Die gleichen Anforderungen wie sonst auch. Ich verstehe das Ansinnen, das Thema Compliance nach den vereinzelten Problemen bei der Beschaffung nochmal transparent zusammenbinden zu wollen, durchaus. Dabei darf aber nicht der Eindruck entstehen, den „compliance-relevanten“ Personalkörper vorzuverurteilen oder unter eine Art Generalverdacht zu stellen. Ich habe die Hoffnung, dass das in der letztlichen Endfassung auch nicht der Fall sein wird.    

 

Das Berlin-Bonn-Gesetz spielt bei Organisationsentscheidungen kaum noch eine Rolle. Warum verzichten die Abgeordneten des Deutschen Bundestages auf ihr Gestaltungsrecht beispielsweise beim Haushaltsgesetz, durch die Festlegung der Dienstposten und Stellen der Ministerien nach Dienstorten, konkretisiert durch einen entsprechenden Haushaltsvermerk oder durch Kw-Vermerke?

Von derartigen starren Vorgaben halte ich wenig. Wir müssen, gerade mit Blick auf die zahlreichen neuen und alten Aufgaben und Herausforderungen, denen sich die Bundeswehr gegenübersieht, flexibel bleiben. Das gilt auch für die Dienstpostenausbringung an den verschiedenen Standorten der Bw.

Wissen Sie, ich komme durch meine Tätigkeit sehr oft mit Soldatinnen und Soldaten wie Zivilbeschäftigten ins Gespräch und nehme jeweils sehr unterschiedliche und individuelle Präferenzen bei der Lebens- und Karriereplanung wahr. Daher würde ich von pauschalen und starren Vorfestlegungen immer eher abraten.

 

Der Wohnraum in Ballungszentren, wie Berlin, München, Frankfurt, Köln wird immer teurer und ist für Beamtinnen und Beamte des einfachen und mittleren Dienstes teilweise schon jetzt nicht mehr bezahlbar. Wie wird sichergestellt, dass auch zukünftig günstiger Wohnraum für die Beschäftigten des Bundes in den Ballungszentren vorgehalten wird?

Die Frage lässt sich nicht ohne weiteres pauschal beantworten, denn die lokalen Bedingungen in den jeweiligen Kommunen und Städten unterscheiden sich in Teilen erheblich.

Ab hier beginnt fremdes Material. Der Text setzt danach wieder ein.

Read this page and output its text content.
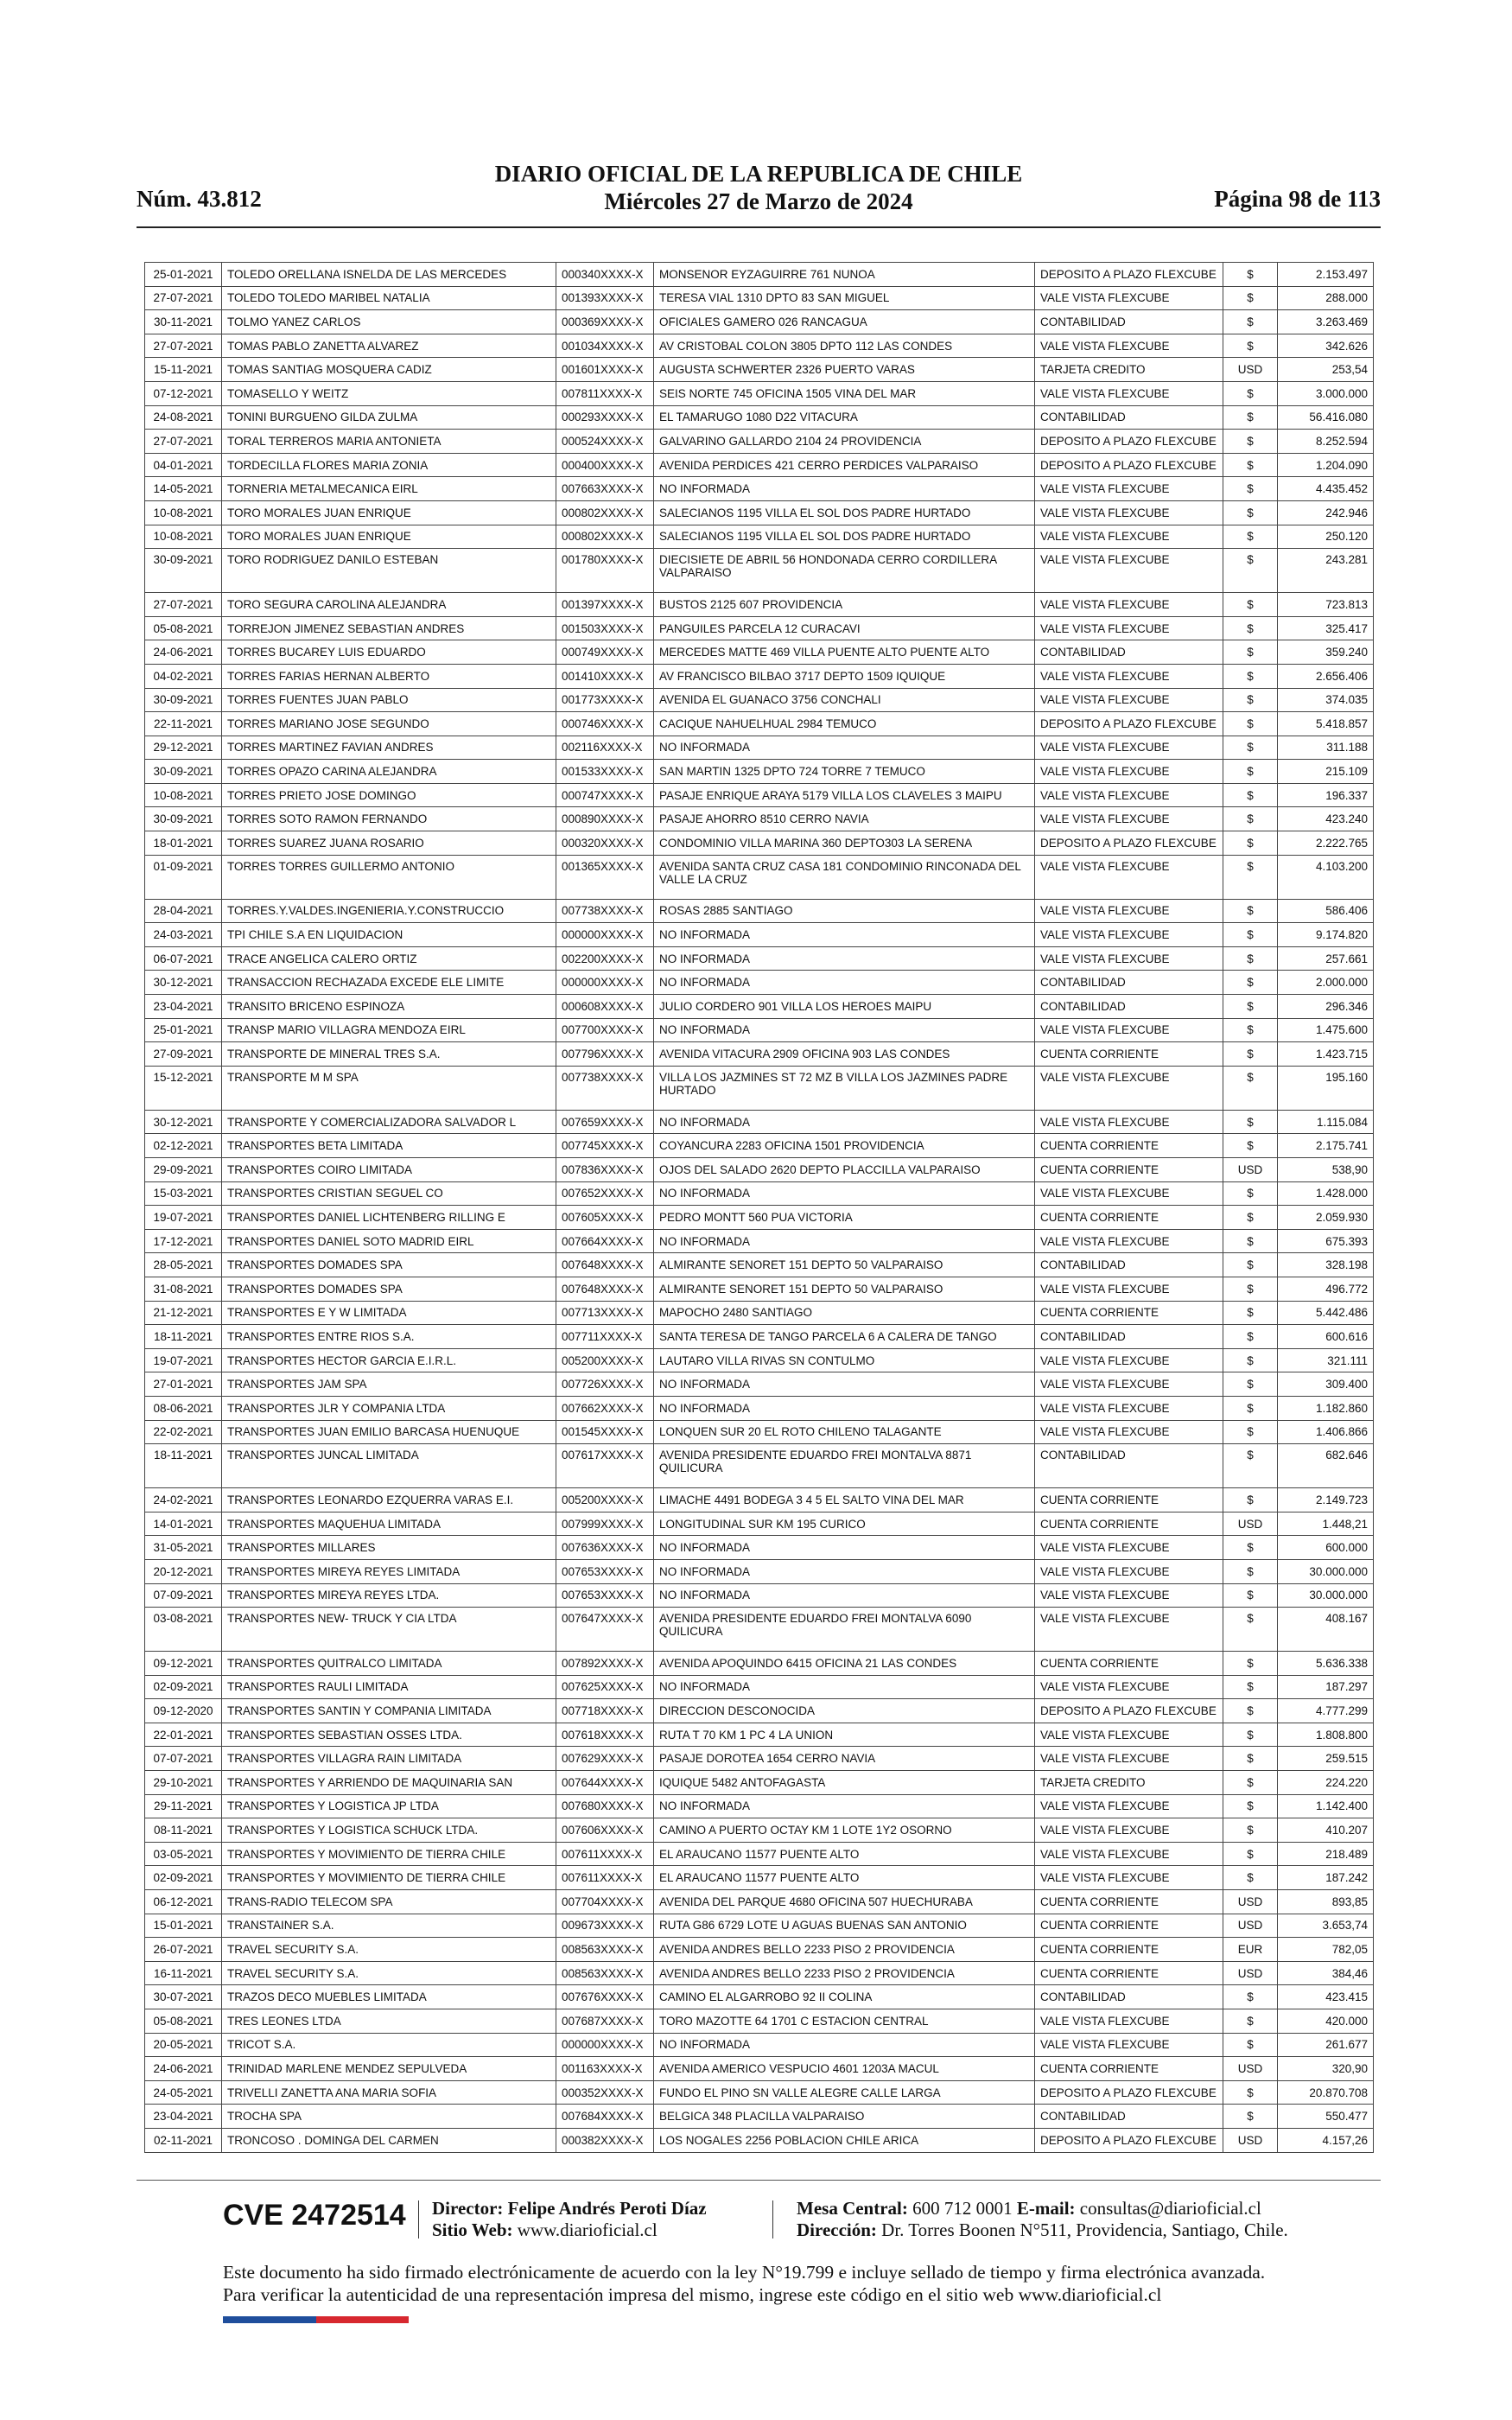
Núm. 43.812
DIARIO OFICIAL DE LA REPUBLICA DE CHILE
Miércoles 27 de Marzo de 2024	Página 98 de 113
25-01-2021	TOLEDO ORELLANA ISNELDA DE LAS MERCEDES	000340XXXX-X	MONSENOR EYZAGUIRRE 761 NUNOA	DEPOSITO A PLAZO FLEXCUBE	$	2.153.497
27-07-2021	TOLEDO TOLEDO MARIBEL NATALIA	001393XXXX-X	TERESA VIAL 1310 DPTO 83 SAN MIGUEL	VALE VISTA FLEXCUBE	$	288.000
30-11-2021	TOLMO YANEZ CARLOS	000369XXXX-X	OFICIALES GAMERO 026 RANCAGUA	CONTABILIDAD	$	3.263.469
27-07-2021	TOMAS PABLO ZANETTA ALVAREZ	001034XXXX-X	AV CRISTOBAL COLON 3805 DPTO 112 LAS CONDES	VALE VISTA FLEXCUBE	$	342.626
15-11-2021	TOMAS SANTIAG MOSQUERA CADIZ	001601XXXX-X	AUGUSTA SCHWERTER 2326 PUERTO VARAS	TARJETA CREDITO	USD	253,54
07-12-2021	TOMASELLO Y WEITZ	007811XXXX-X	SEIS NORTE 745 OFICINA 1505 VINA DEL MAR	VALE VISTA FLEXCUBE	$	3.000.000
24-08-2021	TONINI BURGUENO GILDA ZULMA	000293XXXX-X	EL TAMARUGO 1080 D22 VITACURA	CONTABILIDAD	$	56.416.080
27-07-2021	TORAL TERREROS MARIA ANTONIETA	000524XXXX-X	GALVARINO GALLARDO 2104 24 PROVIDENCIA	DEPOSITO A PLAZO FLEXCUBE	$	8.252.594
04-01-2021	TORDECILLA FLORES MARIA ZONIA	000400XXXX-X	AVENIDA PERDICES 421 CERRO PERDICES VALPARAISO	DEPOSITO A PLAZO FLEXCUBE	$	1.204.090
14-05-2021	TORNERIA METALMECANICA EIRL	007663XXXX-X	NO INFORMADA	VALE VISTA FLEXCUBE	$	4.435.452
10-08-2021	TORO MORALES JUAN ENRIQUE	000802XXXX-X	SALECIANOS 1195 VILLA EL SOL DOS PADRE HURTADO	VALE VISTA FLEXCUBE	$	242.946
10-08-2021	TORO MORALES JUAN ENRIQUE	000802XXXX-X	SALECIANOS 1195 VILLA EL SOL DOS PADRE HURTADO	VALE VISTA FLEXCUBE	$	250.120
30-09-2021	TORO RODRIGUEZ DANILO ESTEBAN	001780XXXX-X	DIECISIETE DE ABRIL 56 HONDONADA CERRO CORDILLERA VALPARAISO	VALE VISTA FLEXCUBE	$	243.281
27-07-2021	TORO SEGURA CAROLINA ALEJANDRA	001397XXXX-X	BUSTOS 2125 607 PROVIDENCIA	VALE VISTA FLEXCUBE	$	723.813
05-08-2021	TORREJON JIMENEZ SEBASTIAN ANDRES	001503XXXX-X	PANGUILES PARCELA 12 CURACAVI	VALE VISTA FLEXCUBE	$	325.417
24-06-2021	TORRES BUCAREY LUIS EDUARDO	000749XXXX-X	MERCEDES MATTE 469 VILLA PUENTE ALTO PUENTE ALTO	CONTABILIDAD	$	359.240
04-02-2021	TORRES FARIAS HERNAN ALBERTO	001410XXXX-X	AV FRANCISCO BILBAO 3717 DEPTO 1509 IQUIQUE	VALE VISTA FLEXCUBE	$	2.656.406
30-09-2021	TORRES FUENTES JUAN PABLO	001773XXXX-X	AVENIDA EL GUANACO 3756 CONCHALI	VALE VISTA FLEXCUBE	$	374.035
22-11-2021	TORRES MARIANO JOSE SEGUNDO	000746XXXX-X	CACIQUE NAHUELHUAL 2984 TEMUCO	DEPOSITO A PLAZO FLEXCUBE	$	5.418.857
29-12-2021	TORRES MARTINEZ FAVIAN ANDRES	002116XXXX-X	NO INFORMADA	VALE VISTA FLEXCUBE	$	311.188
30-09-2021	TORRES OPAZO CARINA ALEJANDRA	001533XXXX-X	SAN MARTIN 1325 DPTO 724 TORRE 7 TEMUCO	VALE VISTA FLEXCUBE	$	215.109
10-08-2021	TORRES PRIETO JOSE DOMINGO	000747XXXX-X	PASAJE ENRIQUE ARAYA 5179 VILLA LOS CLAVELES 3 MAIPU	VALE VISTA FLEXCUBE	$	196.337
30-09-2021	TORRES SOTO RAMON FERNANDO	000890XXXX-X	PASAJE AHORRO 8510 CERRO NAVIA	VALE VISTA FLEXCUBE	$	423.240
18-01-2021	TORRES SUAREZ JUANA ROSARIO	000320XXXX-X	CONDOMINIO VILLA MARINA 360 DEPTO303 LA SERENA	DEPOSITO A PLAZO FLEXCUBE	$	2.222.765
01-09-2021	TORRES TORRES GUILLERMO ANTONIO	001365XXXX-X	AVENIDA SANTA CRUZ CASA 181 CONDOMINIO RINCONADA DEL VALLE LA CRUZ	VALE VISTA FLEXCUBE	$	4.103.200
28-04-2021	TORRES.Y.VALDES.INGENIERIA.Y.CONSTRUCCIO	007738XXXX-X	ROSAS 2885 SANTIAGO	VALE VISTA FLEXCUBE	$	586.406
24-03-2021	TPI CHILE S.A EN LIQUIDACION	000000XXXX-X	NO INFORMADA	VALE VISTA FLEXCUBE	$	9.174.820
06-07-2021	TRACE ANGELICA CALERO ORTIZ	002200XXXX-X	NO INFORMADA	VALE VISTA FLEXCUBE	$	257.661
30-12-2021	TRANSACCION RECHAZADA EXCEDE ELE LIMITE	000000XXXX-X	NO INFORMADA	CONTABILIDAD	$	2.000.000
23-04-2021	TRANSITO BRICENO ESPINOZA	000608XXXX-X	JULIO CORDERO 901 VILLA LOS HEROES MAIPU	CONTABILIDAD	$	296.346
25-01-2021	TRANSP MARIO VILLAGRA MENDOZA EIRL	007700XXXX-X	NO INFORMADA	VALE VISTA FLEXCUBE	$	1.475.600
27-09-2021	TRANSPORTE DE MINERAL TRES S.A.	007796XXXX-X	AVENIDA VITACURA 2909 OFICINA 903 LAS CONDES	CUENTA CORRIENTE	$	1.423.715
15-12-2021	TRANSPORTE M M SPA	007738XXXX-X	VILLA LOS JAZMINES ST 72 MZ B VILLA LOS JAZMINES PADRE HURTADO	VALE VISTA FLEXCUBE	$	195.160
30-12-2021	TRANSPORTE Y COMERCIALIZADORA SALVADOR L	007659XXXX-X	NO INFORMADA	VALE VISTA FLEXCUBE	$	1.115.084
02-12-2021	TRANSPORTES BETA LIMITADA	007745XXXX-X	COYANCURA 2283 OFICINA 1501 PROVIDENCIA	CUENTA CORRIENTE	$	2.175.741
29-09-2021	TRANSPORTES COIRO LIMITADA	007836XXXX-X	OJOS DEL SALADO 2620 DEPTO PLACCILLA VALPARAISO	CUENTA CORRIENTE	USD	538,90
15-03-2021	TRANSPORTES CRISTIAN SEGUEL CO	007652XXXX-X	NO INFORMADA	VALE VISTA FLEXCUBE	$	1.428.000
19-07-2021	TRANSPORTES DANIEL LICHTENBERG RILLING E	007605XXXX-X	PEDRO MONTT 560 PUA VICTORIA	CUENTA CORRIENTE	$	2.059.930
17-12-2021	TRANSPORTES DANIEL SOTO MADRID EIRL	007664XXXX-X	NO INFORMADA	VALE VISTA FLEXCUBE	$	675.393
28-05-2021	TRANSPORTES DOMADES SPA	007648XXXX-X	ALMIRANTE SENORET 151 DEPTO 50 VALPARAISO	CONTABILIDAD	$	328.198
31-08-2021	TRANSPORTES DOMADES SPA	007648XXXX-X	ALMIRANTE SENORET 151 DEPTO 50 VALPARAISO	VALE VISTA FLEXCUBE	$	496.772
21-12-2021	TRANSPORTES E Y W LIMITADA	007713XXXX-X	MAPOCHO 2480 SANTIAGO	CUENTA CORRIENTE	$	5.442.486
18-11-2021	TRANSPORTES ENTRE RIOS S.A.	007711XXXX-X	SANTA TERESA DE TANGO PARCELA 6 A CALERA DE TANGO	CONTABILIDAD	$	600.616
19-07-2021	TRANSPORTES HECTOR GARCIA E.I.R.L.	005200XXXX-X	LAUTARO VILLA RIVAS SN CONTULMO	VALE VISTA FLEXCUBE	$	321.111
27-01-2021	TRANSPORTES JAM SPA	007726XXXX-X	NO INFORMADA	VALE VISTA FLEXCUBE	$	309.400
08-06-2021	TRANSPORTES JLR Y COMPANIA LTDA	007662XXXX-X	NO INFORMADA	VALE VISTA FLEXCUBE	$	1.182.860
22-02-2021	TRANSPORTES JUAN EMILIO BARCASA HUENUQUE	001545XXXX-X	LONQUEN SUR 20 EL ROTO CHILENO TALAGANTE	VALE VISTA FLEXCUBE	$	1.406.866
18-11-2021	TRANSPORTES JUNCAL LIMITADA	007617XXXX-X	AVENIDA PRESIDENTE EDUARDO FREI MONTALVA 8871 QUILICURA	CONTABILIDAD	$	682.646
24-02-2021	TRANSPORTES LEONARDO EZQUERRA VARAS E.I.	005200XXXX-X	LIMACHE 4491 BODEGA 3 4 5 EL SALTO VINA DEL MAR	CUENTA CORRIENTE	$	2.149.723
14-01-2021	TRANSPORTES MAQUEHUA LIMITADA	007999XXXX-X	LONGITUDINAL SUR KM 195 CURICO	CUENTA CORRIENTE	USD	1.448,21
31-05-2021	TRANSPORTES MILLARES	007636XXXX-X	NO INFORMADA	VALE VISTA FLEXCUBE	$	600.000
20-12-2021	TRANSPORTES MIREYA REYES LIMITADA	007653XXXX-X	NO INFORMADA	VALE VISTA FLEXCUBE	$	30.000.000
07-09-2021	TRANSPORTES MIREYA REYES LTDA.	007653XXXX-X	NO INFORMADA	VALE VISTA FLEXCUBE	$	30.000.000
03-08-2021	TRANSPORTES NEW- TRUCK Y CIA LTDA	007647XXXX-X	AVENIDA PRESIDENTE EDUARDO FREI MONTALVA 6090 QUILICURA	VALE VISTA FLEXCUBE	$	408.167
09-12-2021	TRANSPORTES QUITRALCO LIMITADA	007892XXXX-X	AVENIDA APOQUINDO 6415 OFICINA 21 LAS CONDES	CUENTA CORRIENTE	$	5.636.338
02-09-2021	TRANSPORTES RAULI LIMITADA	007625XXXX-X	NO INFORMADA	VALE VISTA FLEXCUBE	$	187.297
09-12-2020	TRANSPORTES SANTIN Y COMPANIA LIMITADA	007718XXXX-X	DIRECCION DESCONOCIDA	DEPOSITO A PLAZO FLEXCUBE	$	4.777.299
22-01-2021	TRANSPORTES SEBASTIAN OSSES LTDA.	007618XXXX-X	RUTA T 70 KM 1 PC 4 LA UNION	VALE VISTA FLEXCUBE	$	1.808.800
07-07-2021	TRANSPORTES VILLAGRA RAIN LIMITADA	007629XXXX-X	PASAJE DOROTEA 1654 CERRO NAVIA	VALE VISTA FLEXCUBE	$	259.515
29-10-2021	TRANSPORTES Y ARRIENDO DE MAQUINARIA SAN	007644XXXX-X	IQUIQUE 5482 ANTOFAGASTA	TARJETA CREDITO	$	224.220
29-11-2021	TRANSPORTES Y LOGISTICA JP LTDA	007680XXXX-X	NO INFORMADA	VALE VISTA FLEXCUBE	$	1.142.400
08-11-2021	TRANSPORTES Y LOGISTICA SCHUCK LTDA.	007606XXXX-X	CAMINO A PUERTO OCTAY KM 1 LOTE 1Y2 OSORNO	VALE VISTA FLEXCUBE	$	410.207
03-05-2021	TRANSPORTES Y MOVIMIENTO DE TIERRA CHILE	007611XXXX-X	EL ARAUCANO 11577 PUENTE ALTO	VALE VISTA FLEXCUBE	$	218.489
02-09-2021	TRANSPORTES Y MOVIMIENTO DE TIERRA CHILE	007611XXXX-X	EL ARAUCANO 11577 PUENTE ALTO	VALE VISTA FLEXCUBE	$	187.242
06-12-2021	TRANS-RADIO TELECOM SPA	007704XXXX-X	AVENIDA DEL PARQUE 4680 OFICINA 507 HUECHURABA	CUENTA CORRIENTE	USD	893,85
15-01-2021	TRANSTAINER S.A.	009673XXXX-X	RUTA G86 6729 LOTE U AGUAS BUENAS SAN ANTONIO	CUENTA CORRIENTE	USD	3.653,74
26-07-2021	TRAVEL SECURITY S.A.	008563XXXX-X	AVENIDA ANDRES BELLO 2233 PISO 2 PROVIDENCIA	CUENTA CORRIENTE	EUR	782,05
16-11-2021	TRAVEL SECURITY S.A.	008563XXXX-X	AVENIDA ANDRES BELLO 2233 PISO 2 PROVIDENCIA	CUENTA CORRIENTE	USD	384,46
30-07-2021	TRAZOS DECO MUEBLES LIMITADA	007676XXXX-X	CAMINO EL ALGARROBO 92 II COLINA	CONTABILIDAD	$	423.415
05-08-2021	TRES LEONES LTDA	007687XXXX-X	TORO MAZOTTE 64 1701 C ESTACION CENTRAL	VALE VISTA FLEXCUBE	$	420.000
20-05-2021	TRICOT S.A.	000000XXXX-X	NO INFORMADA	VALE VISTA FLEXCUBE	$	261.677
24-06-2021	TRINIDAD MARLENE MENDEZ SEPULVEDA	001163XXXX-X	AVENIDA AMERICO VESPUCIO 4601 1203A MACUL	CUENTA CORRIENTE	USD	320,90
24-05-2021	TRIVELLI ZANETTA ANA MARIA SOFIA	000352XXXX-X	FUNDO EL PINO SN VALLE ALEGRE CALLE LARGA	DEPOSITO A PLAZO FLEXCUBE	$	20.870.708
23-04-2021	TROCHA SPA	007684XXXX-X	BELGICA 348 PLACILLA VALPARAISO	CONTABILIDAD	$	550.477
02-11-2021	TRONCOSO . DOMINGA DEL CARMEN	000382XXXX-X	LOS NOGALES 2256 POBLACION CHILE ARICA	DEPOSITO A PLAZO FLEXCUBE	USD	4.157,26
CVE 2472514 Director: Felipe Andrés Peroti Díaz
Sitio Web: www.diarioficial.cl
Mesa Central: 600 712 0001 E-mail: consultas@diarioficial.cl
Dirección: Dr. Torres Boonen N°511, Providencia, Santiago, Chile.
Este documento ha sido firmado electrónicamente de acuerdo con la ley N°19.799 e incluye sellado de tiempo y firma electrónica avanzada. Para verificar la autenticidad de una representación impresa del mismo, ingrese este código en el sitio web www.diarioficial.cl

Es ist aber richtig, dass wir den Wohnungsbau in Deutschland insgesamt dringend vorwärts bringen müssen, hier werden wir als Gesetzgeber künftig noch stärker gefordert sein. Gegenwärtig diskutieren wir gerade eine Reihe von Maßnahmen und Initiativen, wie etwa eine Reaktivierung des Familienbaugeldes. Die künftige Koalition muss diesem Thema übergeordnete Aufmerksamkeit widmen, egal in welcher Konstellation.

 

Die Bundeswehr will als Arbeitgeber attraktiver werden. Was halten Sie davon,  moderne Wege einzuschlagen, von Angeboten zum mobilen Arbeiten und der  Vertrauensarbeitszeit, wie aktuell im BMVg, bis hin zu Dienstwagenregelungen und Gehaltsstrukturen für außertarifliche Arbeitnehmer, wie in der Privatwirtschaft üblich?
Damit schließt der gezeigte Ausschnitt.